Ну никакой возможности не было угомонить ее словами. Только жалейку вынуть и, будто крысу из всем известной сказки, околдовать, увести прочь — от вредоносности собственной души.
Не сразу, мотив за мотивом — главное было с умом мелодии подобрать: чтоб новая выходила еще заунывней прежней, — глаза ее делались голубиными, остекленелыми. Обычно после попурри из турецких народных песен А.И. наконец вставал, виновато подмигивая всем мясистым лицом, кланялся и на цыпочках шел к двери.
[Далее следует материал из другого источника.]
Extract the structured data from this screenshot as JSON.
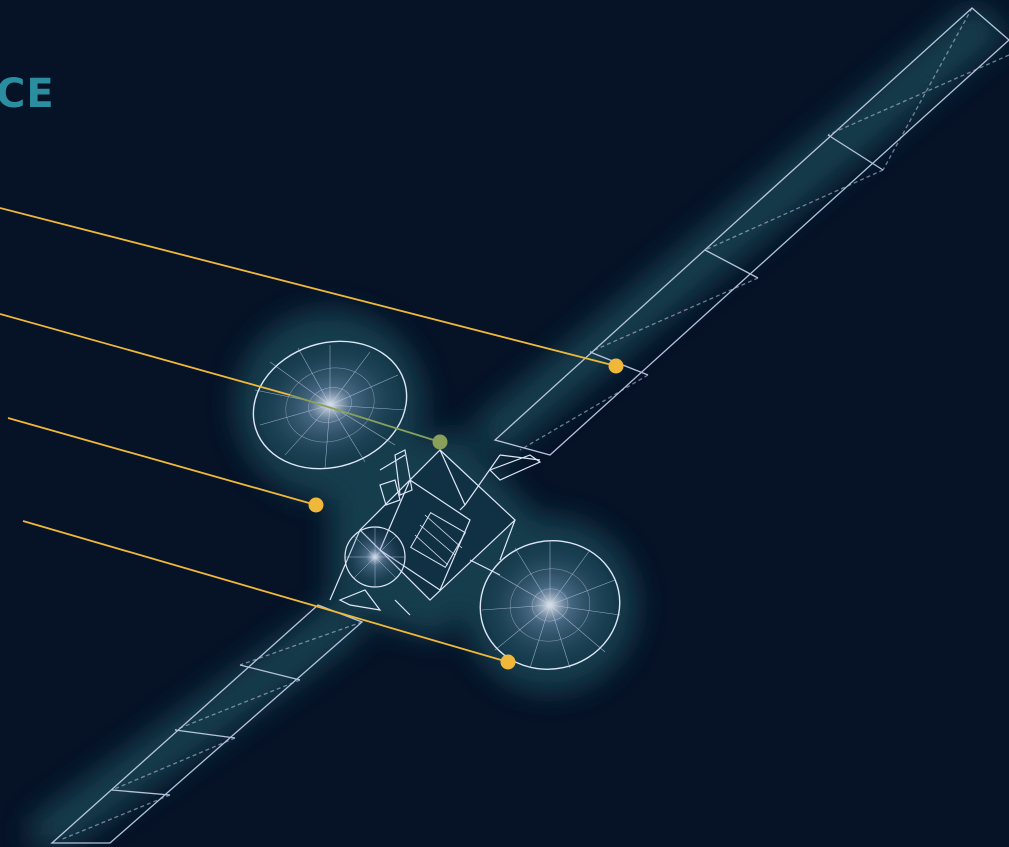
{
  "title_fragment": "CE",
  "colors": {
    "background": "#061226",
    "glow": "#12404f",
    "wireframe": "#c9d4f0",
    "leader_line": "#f0b83a",
    "leader_line_muted": "#8aa05a",
    "title": "#2b8ea0"
  },
  "callouts": [
    {
      "name": "callout-solar-array-top",
      "muted": false
    },
    {
      "name": "callout-bus-top",
      "muted": true
    },
    {
      "name": "callout-antenna-left",
      "muted": false
    },
    {
      "name": "callout-antenna-right",
      "muted": false
    }
  ]
}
Тихонько приоткрыв ее, оборачивался: Таисья оцепенело сидела на лежанке, прижав к груди высокие колени и чему-то бессмысленно кивая.
— Таюшка, я пошел?
И новый ее размеренный кивок вроде как наполнялся смыслом.
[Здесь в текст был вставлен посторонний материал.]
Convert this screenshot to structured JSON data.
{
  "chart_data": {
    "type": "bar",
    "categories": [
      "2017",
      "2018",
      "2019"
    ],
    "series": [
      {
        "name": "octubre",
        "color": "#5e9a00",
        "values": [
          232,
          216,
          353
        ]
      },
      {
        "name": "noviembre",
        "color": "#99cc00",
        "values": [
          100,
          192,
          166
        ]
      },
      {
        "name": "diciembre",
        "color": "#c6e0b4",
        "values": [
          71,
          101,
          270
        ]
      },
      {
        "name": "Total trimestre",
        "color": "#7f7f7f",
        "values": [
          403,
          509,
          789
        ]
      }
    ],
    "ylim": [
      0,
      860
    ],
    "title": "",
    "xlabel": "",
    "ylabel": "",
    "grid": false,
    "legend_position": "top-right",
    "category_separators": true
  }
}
В непроглядных сенях знакомо пробиваясь сквозь перепутанность испарений кислой капусты, японского гриба, прелого картофеля и яблочной падалицы, и еще во дворе под фырканье свинки, из удушливого хлева подкоп организующей, А.И. воображал, как радостно кинувшаяся к нему мамаша все эти запахи моментально учует, и сажу на рукаве приметит, и заревнует, и зарычит — тут он и расхрабрится, тут он и выкажет всю свою насчет Таюшки решимость! Но уже с улицы перегнувшись через калитку и обратно шпингалет всовывая, он понимал, что всеобщее, троекратное, так сказать, счастье требует все-таки некоторой отсрочки. Однако и сейчас, находясь всего только в его предвкушении, будто нота в сумрачном жерле свирельки, еще не выдохнутая, выдоха и полета дожидающаяся, Альберт Иванович, стряхнув сажу с рукава и усевшись на свой велосипед, доверчиво улыбался шелестящему синей листвой переулку.
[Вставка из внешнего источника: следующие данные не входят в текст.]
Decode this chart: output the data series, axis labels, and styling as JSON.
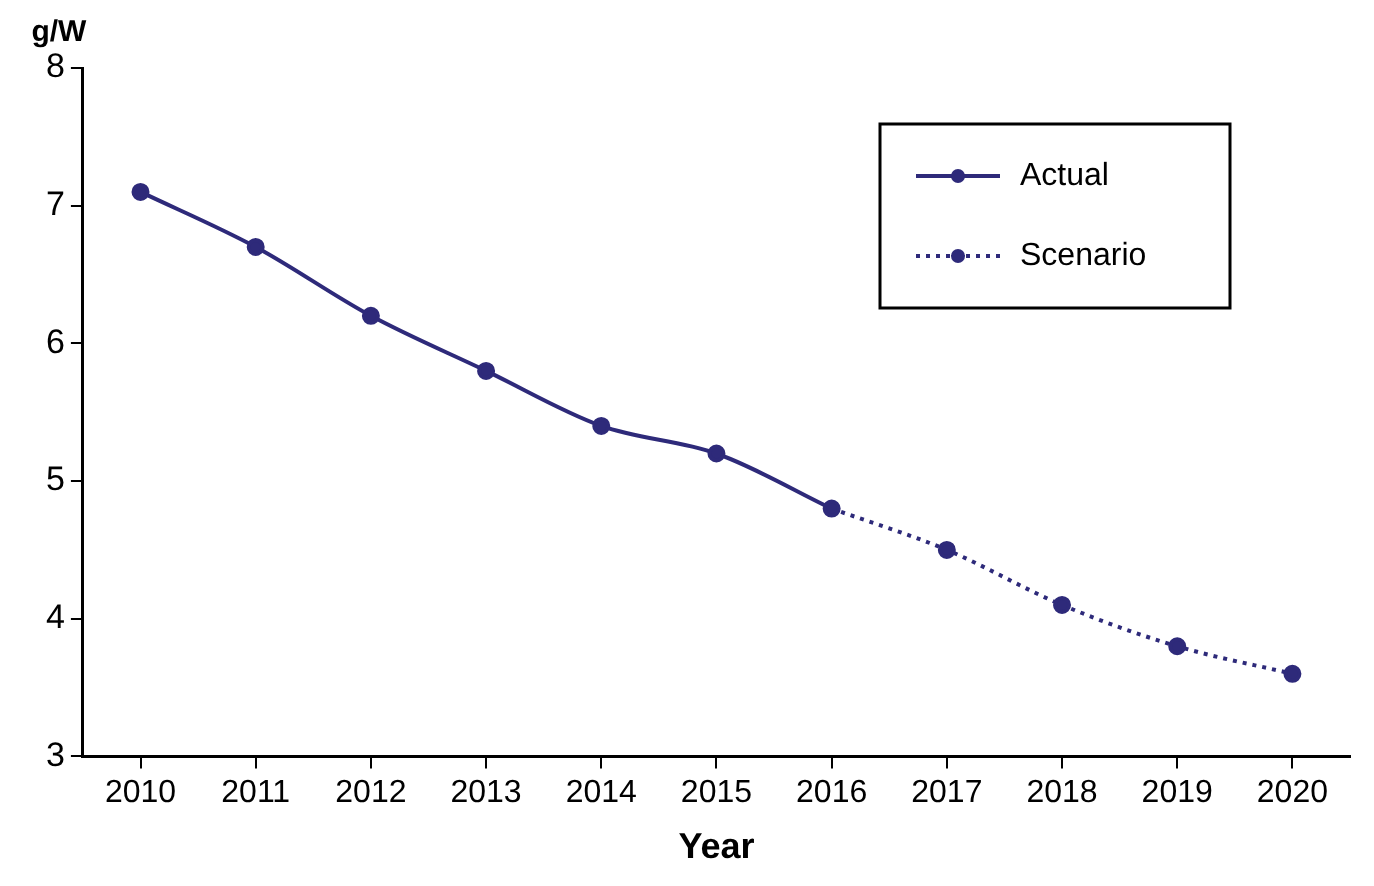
{
  "chart_data": {
    "type": "line",
    "ylabel": "g/W",
    "xlabel": "Year",
    "categories": [
      "2010",
      "2011",
      "2012",
      "2013",
      "2014",
      "2015",
      "2016",
      "2017",
      "2018",
      "2019",
      "2020"
    ],
    "series": [
      {
        "name": "Actual",
        "color": "#2e2a7a",
        "line_style": "solid",
        "values": [
          7.1,
          6.7,
          6.2,
          5.8,
          5.4,
          5.2,
          4.8,
          null,
          null,
          null,
          null
        ]
      },
      {
        "name": "Scenario",
        "color": "#2e2a7a",
        "line_style": "dotted",
        "values": [
          null,
          null,
          null,
          null,
          null,
          null,
          4.8,
          4.5,
          4.1,
          3.8,
          3.6
        ]
      }
    ],
    "ylim": [
      3,
      8
    ],
    "yticks": [
      3,
      4,
      5,
      6,
      7,
      8
    ],
    "grid": false,
    "legend": "top right",
    "marker": "circle"
  }
}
А предвкушение счастья счастьем и оказалось!
К началу сентября — осень, не осень, — а все кругом уже ссохлось, скукожилось. Ни единого дождика, ни единого грибка. Только травок и подсобрали они с мамашей. У А.И., конечно, главная забота была — по сторонам глядеть: людей избегать, случайных собак отпугивать. Зато мамаша проявила ловкость и рвение беспримерные. Ну что тебе муравей, охапками — и все себя больше — душицу к корзине несла. А уж когда на лопухи набрели и стала она детской лопаткой их корни раскапывать, даже Чукча от восхищения рот открыла, ухо вскинула: хоть и четырьмя конечностями землю взрывать умела, а только у мамаши это все равно куда быстрей выходило. Был момент — А.И. едва заведующего клубом не окликнул, в березняке его фигура мелькнула — до того свой гордый восторг хоть с кем-нибудь захотелось разделить. В последний миг спохватился — сам в пожухлую траву прятаться полез:
— Отдохнула бы, роднуся?
— Отдохну! Теперь уж совсем скоро.
Не возразил. Смолчал. В бессовестности своей и пота ей не отер, и совочка не отнял. Потому что уже после, уже всего после вдруг в голову пришло: а ведь таяла мамаша на глазах не от болезней (зря, что ли, все анализы на пять с плюсом сдавала?) — от излишних трудов она таяла и волнений. Как шагреневая кожа в одноименном произведении Оноре де Бальзака! Вот чего потом не мог А.И. себе простить. Вот за что уже и тогда справедливо называл себя жестокосердным и вампироподобным. А только все равно усадит он, бывало, мамашу на высоконький стульчик, кашу из ложечки в рот ей опрокинет и чувствует, как странная выспренность проникает в душу. И даже стихами говорить хочется. И в стихах этих яростное недоумение выразить: зачем не все люди сиамскими близнецами рождаются или, даже лучше, кактусами — чтоб друг из друга расти и уже вовек не разлучаться?! А порою целую поэму написать хотелось и в ней мамашино убывание сравнить с солнышком на закате: лишь в этот недолгий час неяркое и нежаркое, оно наконец дает разглядеть себя и, кажется, впервые ласково глядит само — для трав и деревьев, может, уже бесполезно, но для души человеческой нет тревожней и слаще этих минут.